Understanding the dodo better doesn't just include constructing a more accurate picture of its size or features, according to Claeseens. The endeavor also requires changing our overall perception of a bird, which at times was considered as mythical as the mermaid because of its all-too-brief cohabitation with humans.
"Even though the dodo has this cultural stigma to it of being clumsy and an evolutionary failure destined for doom, I would say no," says Claessens. "This was an organism perfectly adapted to life on Mauritius, but nobody is going to survive having the ecosystem disrupted at tremendously heavy rates."

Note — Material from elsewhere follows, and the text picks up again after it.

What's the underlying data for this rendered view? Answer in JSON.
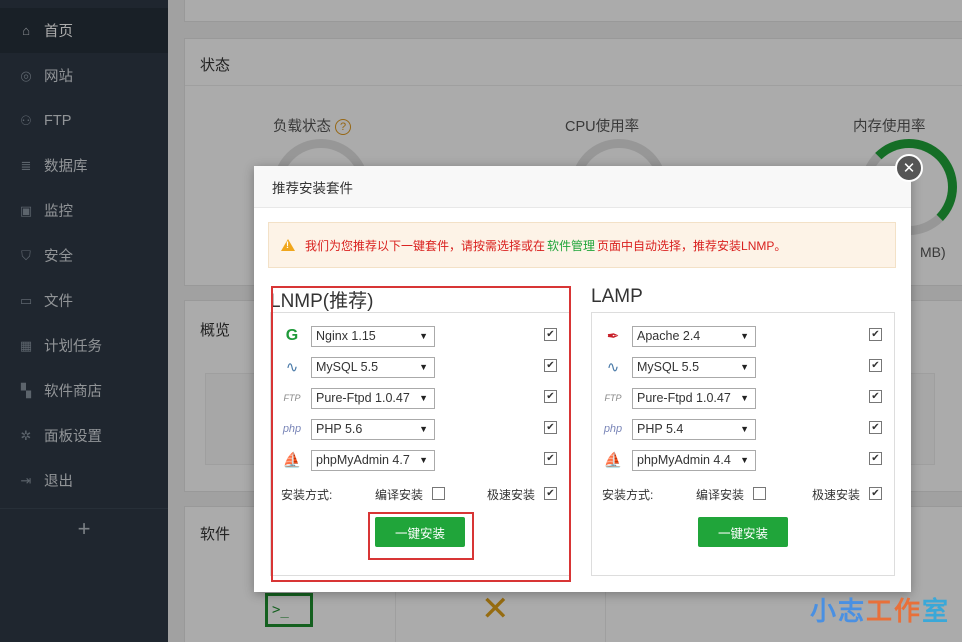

It wasn't until the late 1700s, about one hundred years too late for the dodo, that humans began to grasp the concept of a species going extinct, says Claessens. Recognizing the destructive role that humans played in the rapid demise of the dodo could help in spotting the direct links between human behavior and population declines of species around the globe today.
"It's going to give us a better understanding of what are some of these processes involved when you have rapid changes that really put animal populations under stress," Claessens says.